Selayang Pandang Ratusan Tahun Lakon Sandiwara Radio

Perjalanan sandiwara radio mulai mengudara di Barat pada 1920-an hingga masuk Indonesia dan tetap ada hingga kini.

Selayang Pandang Ratusan Tahun Lakon Sandiwara Radio
image
Jakarta, CNN Indonesia --

Sandiwara radio atau radio drama sempat jadi pilihan utama hiburan, jauh sebelum teknologi audio visual berkembang. Berawal dari Barat, sandiwara radio juga pernah populer di Indonesia.

Sandiwara radio diyakini pertama kali populer di Barat pada 1920-an, sebagai hasil perkembangan théàtrophone pada 1900 hingga 1920-an. Théàtrophone merupakan sistem di Eropa yang membuat orang-orang bisa mendengarkan penampilan opera dan teater melalaui telepon.

Hingga hal tersebut mulai dikembangkan ke radio, satu-satunya alat komunikasi massa yang dikenal kala itu.

Awalnya, drama radio dilakukan dengan membacakan karya-karya fiksi hingga teater lokal menampilkan adegan untuk acara radio, seperti yang dilakukan WJZ dan WGN pada awal 1920-an.

Pada tahun-tahun awal perkembangannya, sandiwara radio merupakan live shows atau ditampilkan langsung, bukan recorded (hasil rekaman).

Ahli sejarah radio asal Northwestern University Neil Verma, dalam wawancara bersama History of Radio, mengatakan Inggris memiliki A Comedy of Danger sebagai drama yang naskahnya benar-benar ditulis untuk radio.

[Gambas:Video CNN]

Drama radio itu dibuat Richard Hughes dan pertama kali disiarkan di BBC pada 15 Januari 1924.

Tanpa komponen visual, sandiwara radio jadi benar-benar bergantung pada dialog, musik, efek suara untuk membantu pendengar bisa membayangkan hal yang terjadi pada karakter dan alur ceritanya.

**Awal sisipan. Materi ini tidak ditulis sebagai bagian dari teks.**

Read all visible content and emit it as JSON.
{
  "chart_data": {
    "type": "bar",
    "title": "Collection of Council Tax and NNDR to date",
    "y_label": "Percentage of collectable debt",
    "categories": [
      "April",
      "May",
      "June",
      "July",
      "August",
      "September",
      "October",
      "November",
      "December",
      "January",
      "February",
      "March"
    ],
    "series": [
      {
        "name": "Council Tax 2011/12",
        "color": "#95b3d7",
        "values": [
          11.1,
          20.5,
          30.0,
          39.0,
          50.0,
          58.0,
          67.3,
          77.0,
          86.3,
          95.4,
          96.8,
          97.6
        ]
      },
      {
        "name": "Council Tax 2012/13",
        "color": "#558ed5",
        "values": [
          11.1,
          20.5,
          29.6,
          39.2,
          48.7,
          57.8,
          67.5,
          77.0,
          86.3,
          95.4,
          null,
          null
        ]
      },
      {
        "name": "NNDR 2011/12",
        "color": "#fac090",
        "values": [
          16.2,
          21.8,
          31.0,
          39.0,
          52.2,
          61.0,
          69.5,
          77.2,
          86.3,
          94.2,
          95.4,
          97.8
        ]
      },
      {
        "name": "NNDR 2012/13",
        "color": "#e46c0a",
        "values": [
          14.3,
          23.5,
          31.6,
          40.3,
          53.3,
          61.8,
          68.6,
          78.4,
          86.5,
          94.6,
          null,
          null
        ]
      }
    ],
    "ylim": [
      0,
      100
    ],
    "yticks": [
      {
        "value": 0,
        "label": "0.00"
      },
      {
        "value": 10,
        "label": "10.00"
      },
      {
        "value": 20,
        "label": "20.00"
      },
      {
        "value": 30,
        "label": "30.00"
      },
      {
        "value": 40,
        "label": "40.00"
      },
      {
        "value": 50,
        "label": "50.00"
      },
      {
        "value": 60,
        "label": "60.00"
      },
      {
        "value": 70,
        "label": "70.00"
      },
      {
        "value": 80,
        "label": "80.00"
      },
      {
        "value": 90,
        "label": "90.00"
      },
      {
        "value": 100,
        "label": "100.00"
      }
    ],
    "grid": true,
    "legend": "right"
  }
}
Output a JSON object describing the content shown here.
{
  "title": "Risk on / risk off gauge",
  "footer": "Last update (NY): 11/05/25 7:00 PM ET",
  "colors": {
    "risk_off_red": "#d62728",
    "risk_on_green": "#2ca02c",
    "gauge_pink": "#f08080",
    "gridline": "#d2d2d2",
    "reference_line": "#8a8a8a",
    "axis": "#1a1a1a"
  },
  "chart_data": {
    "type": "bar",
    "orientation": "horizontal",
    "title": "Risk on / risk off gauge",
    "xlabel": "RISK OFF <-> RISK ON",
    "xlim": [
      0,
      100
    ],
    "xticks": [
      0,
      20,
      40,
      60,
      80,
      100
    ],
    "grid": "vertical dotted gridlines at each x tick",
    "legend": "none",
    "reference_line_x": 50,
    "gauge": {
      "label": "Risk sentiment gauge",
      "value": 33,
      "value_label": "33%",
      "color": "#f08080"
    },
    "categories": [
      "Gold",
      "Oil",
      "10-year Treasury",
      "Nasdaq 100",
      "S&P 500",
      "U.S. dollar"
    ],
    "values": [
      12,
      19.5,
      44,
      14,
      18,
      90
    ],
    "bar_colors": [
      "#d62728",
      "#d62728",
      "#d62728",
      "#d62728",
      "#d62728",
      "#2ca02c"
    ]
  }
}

"Saya diminta BBC untuk menuliskan pentas untuk efek suara saja, tapi sama seperti pentas film yang ditulis untuk efek tampilan saja," kata Richard Hughes seperti diberitakan ulang oleh Audio Boom pada 2014.

Pada tahun yang sama, Amerika juga menyiarkan The Wolf, hasil adaptasi teater karya Charles Somerville, di WGY Schenechtedy.

Layaknya karya dalam medium yang lain, drama radio juga menawarkan banyak genre, mulai dari komedi, misteri, thriller, hingga fantasi. Sandiwara radio semakin digemari dan terbukti menguasai 14 persen program pada 1930-an.

Namun, sekitar tiga dekade kemudian, sandiwara radio mulai kurang digemari Barat seiring dengan munculnya televisi. Sebagian besar drama radio CBS dan NBC dibatalkan pada 1960-an.

Sementara itu, sandiwara radio baru mulai populer di Indonesia pada 1980-an karena radio menjadi satu-satunya media hiburan rakyat yang terjangkau. Masa itu sesungguhnya sudah ada televisi, tapi masih menjadi hiburan langka dan 'mahal.'

Saur Sepuh menjadi satu dari banyak sandiwara radio hit di Indonesia kala itu. Ada pula Misteri dari Gunung Merapi, Catatan Si Boy, Tutur Tinular, Brama Kumbara, Ibuku Sayang Ibuku Malang, Butir-butir Pasir di Laut, dan lainnya.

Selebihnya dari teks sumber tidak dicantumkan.